Por ello trabajan en coordinación con los Institutos Nacional de Neurología y Neurocirugía, y los Hospitales Psiquiátricos Infantil "Juan N. Navarro", "Fray Bernandino" y el Nacional de Psiquiatría "Juan Ramón de la Fuente", así como clínicas particulares que están estudiando a más de un centenar de personas. Con conocimiento informado se toman muestras de sangre, totalmente anónimas, para continuar con los estudios científicos que concluirán en dos o tres años.

"Los hallazgos señalan que, en el caso de la depresión existe un gen bautizado como SLC6A15, que genera cambios en el cerebro y hace más susceptibles a las personas que lo poseen. El hipocampo es la región cerebral vinculada a la depresión y la presencia del SLC6A15 hace que este se reduzca o encoja, provocando una mayor posibilidad de sufrir esta enfermedad.

"Existe un gen que tiene que ver con la vía que se llama de neurotransmisión del glutamato implicados en la transmisión de señales que parecen aumentar el riesgo de depresión pero también de los obsesivos compulsivos".

En México alrededor de 15 millones padecen algún problema de salud mental, principalmente, depresión, conforme con la Encuesta Nacional de Epidemiología Psiquiátrica (ENEP), que establece que dicho padecimiento es la principal causa de que haya crecido alcoholismo, las adicciones, y el suicidio.

En cuanto a los trastornos obsesivos, de acuerdo con la misma Encuesta, en México existe una prevalencia de 1.4 por ciento de personas, es decir, cerca de 2 millones, que padecen dicho trastorno mental, que afecta desde niños de seis años hasta adultos mayores, y el cual tiende a convertirse en crónico.

"Existen tres mujeres por un cada hombre con este tipo de trastorno que se caracteriza por ansiedad extrema e ideas recurrentes, obsesivas, que lleva a los enfermos a efectuar rituales compulsivos e impulsivos con el propósito de disminuir esa angustia.

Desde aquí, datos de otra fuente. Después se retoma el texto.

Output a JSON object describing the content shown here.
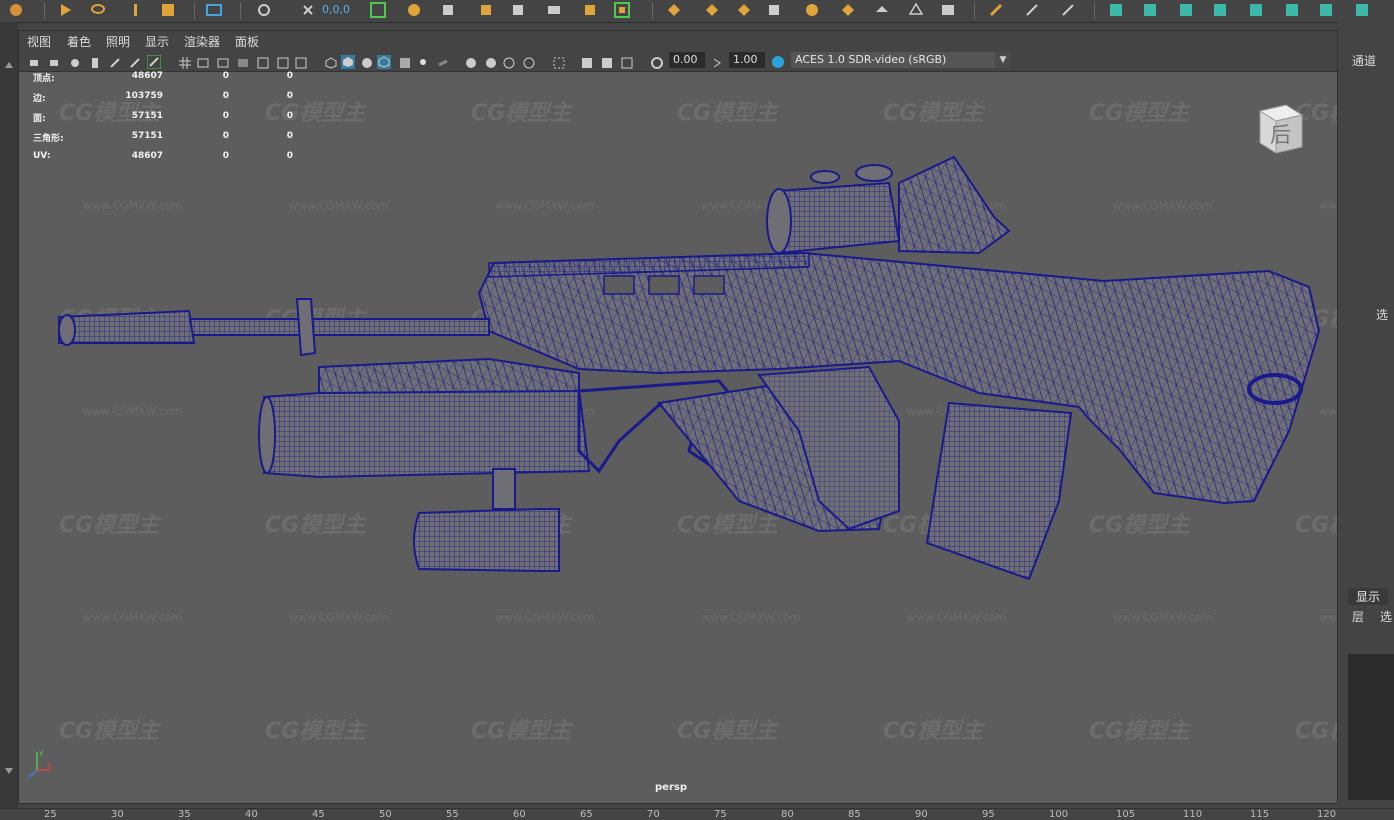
{
  "panel_menu": [
    "视图",
    "着色",
    "照明",
    "显示",
    "渲染器",
    "面板"
  ],
  "toolbar": {
    "coord_readout": "0,0,0",
    "exposure": "0.00",
    "gamma": "1.00",
    "color_space": "ACES 1.0 SDR-video (sRGB)"
  },
  "hud": {
    "rows": [
      {
        "label": "顶点:",
        "v1": "48607",
        "v2": "0",
        "v3": "0"
      },
      {
        "label": "边:",
        "v1": "103759",
        "v2": "0",
        "v3": "0"
      },
      {
        "label": "面:",
        "v1": "57151",
        "v2": "0",
        "v3": "0"
      },
      {
        "label": "三角形:",
        "v1": "57151",
        "v2": "0",
        "v3": "0"
      },
      {
        "label": "UV:",
        "v1": "48607",
        "v2": "0",
        "v3": "0"
      }
    ]
  },
  "viewcube_label": "后",
  "camera_label": "persp",
  "axis": {
    "x": "x",
    "y": "y",
    "z": "z"
  },
  "watermark": {
    "logo": "CG模型主",
    "url": "www.CGMXW.com"
  },
  "right_panel": {
    "channel": "通道",
    "side_label": "选",
    "display_tab": "显示",
    "layer": "层",
    "select": "选"
  },
  "ruler_ticks": [
    "25",
    "30",
    "35",
    "40",
    "45",
    "50",
    "55",
    "60",
    "65",
    "70",
    "75",
    "80",
    "85",
    "90",
    "95",
    "100",
    "105",
    "110",
    "115",
    "120"
  ],
  "colors": {
    "wireframe": "#1a1a8c",
    "model_fill": "#6e6e74",
    "viewport_bg": "#5d5d5d",
    "accent": "#2aa3dd"
  }
}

Y aunque ellos están conscientes de que lo que están haciendo resulta irracional e ilógico, no pueden parar porque hacerlo les genera cuadros severos de angustia", aclaró el especialista.

En salud mental no existe un perfil único de las personas con trastorno obsesivo compulsivo, el cual, también se acompaña de taquicardia, sudoración, intranquilidad excesiva, movimientos involuntarios, miedo, angustia, hasta esquizofrenia. "Se trata de una patología de carácter hereditaria, que resulta todo un misterio para la ciencia, que va en aumento".

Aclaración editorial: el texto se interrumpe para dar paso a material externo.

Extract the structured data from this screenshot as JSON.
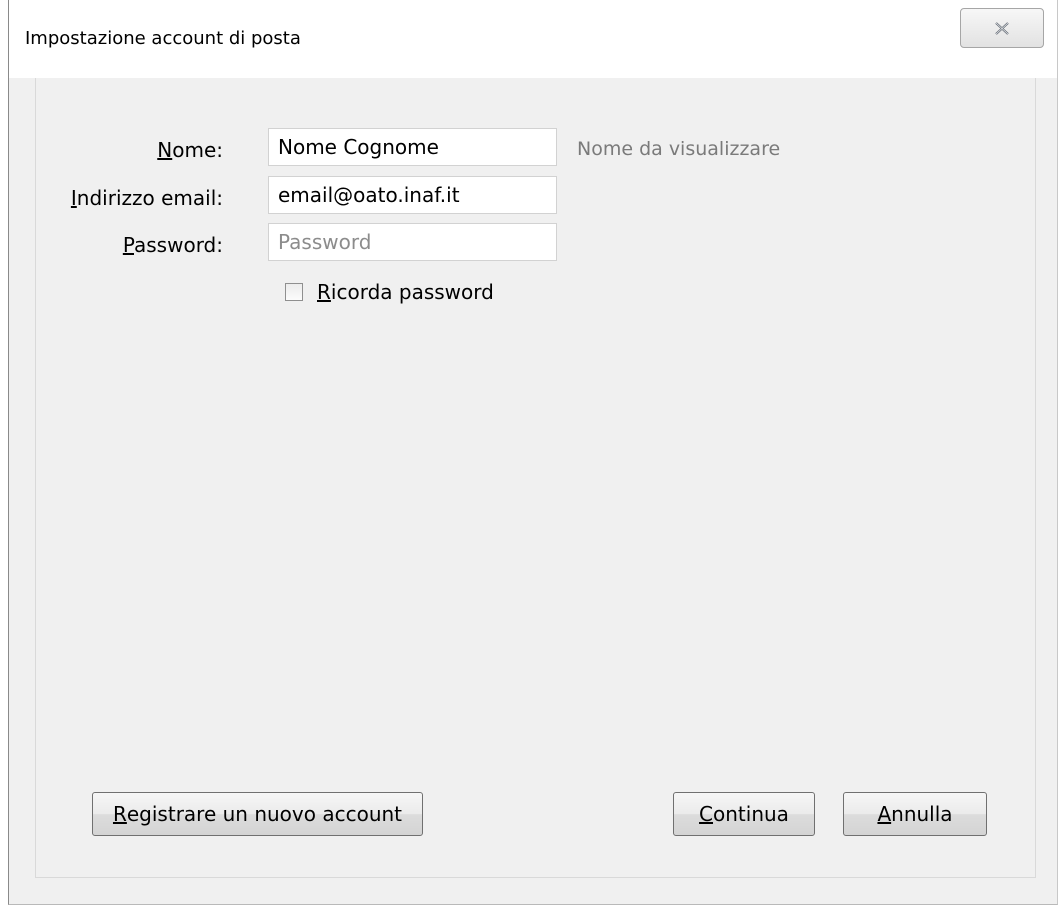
{
  "window": {
    "title": "Impostazione account di posta",
    "close_icon": "close-icon"
  },
  "form": {
    "name": {
      "label_key": "N",
      "label_rest": "ome:",
      "value": "Nome Cognome",
      "hint": "Nome da visualizzare"
    },
    "email": {
      "label_key": "I",
      "label_rest": "ndirizzo email:",
      "value": "email@oato.inaf.it"
    },
    "password": {
      "label_key": "P",
      "label_rest": "assword:",
      "value": "",
      "placeholder": "Password"
    },
    "remember": {
      "label_key": "R",
      "label_rest": "icorda password",
      "checked": false
    }
  },
  "buttons": {
    "register": {
      "key": "R",
      "rest": "egistrare un nuovo account"
    },
    "continue": {
      "key": "C",
      "rest": "ontinua"
    },
    "cancel": {
      "key": "A",
      "rest": "nnulla"
    }
  },
  "colors": {
    "dialog_background": "#f0f0f0",
    "hint_text": "#7a7a7a",
    "placeholder_text": "#8c8c8c"
  }
}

Las dos enfermedades se ubican también, dijo, entre las diez primeras causas de pérdida de días productivos, por lo que dichas investigaciones resultan fundamentales para otorgar al paciente tratamiento preventivo o en su caso terapias personalizadas que impidan que pierda su trabajo, familia y que caiga en un estado donde decida quitarse la vida. Causan síntomas neurológicas como dolor de cabeza, visión borrosa, mareos, hormigueos, debilidad y fatiga, o problemas gastrointestinales y ginecológicos.

Las estadísticas también establecen que en México ha crecido en 50 por ciento la tasa de suicidios en tan sólo una década, al pasar de 2 mil a 4 mil 201 varones. Con 10 mil 500 intentos suicidas anualmente, entre personas de 15 a 44 años. Se estima que cada inmolación tiene un costo superior a los 4 millones de pesos.

Las investigaciones servirán para dar un giro importante de "cómo vemos los trastornos mentales y de las emociones" con un nuevo abordaje, con diagnósticos mucho más precisos y medicamento personalizados.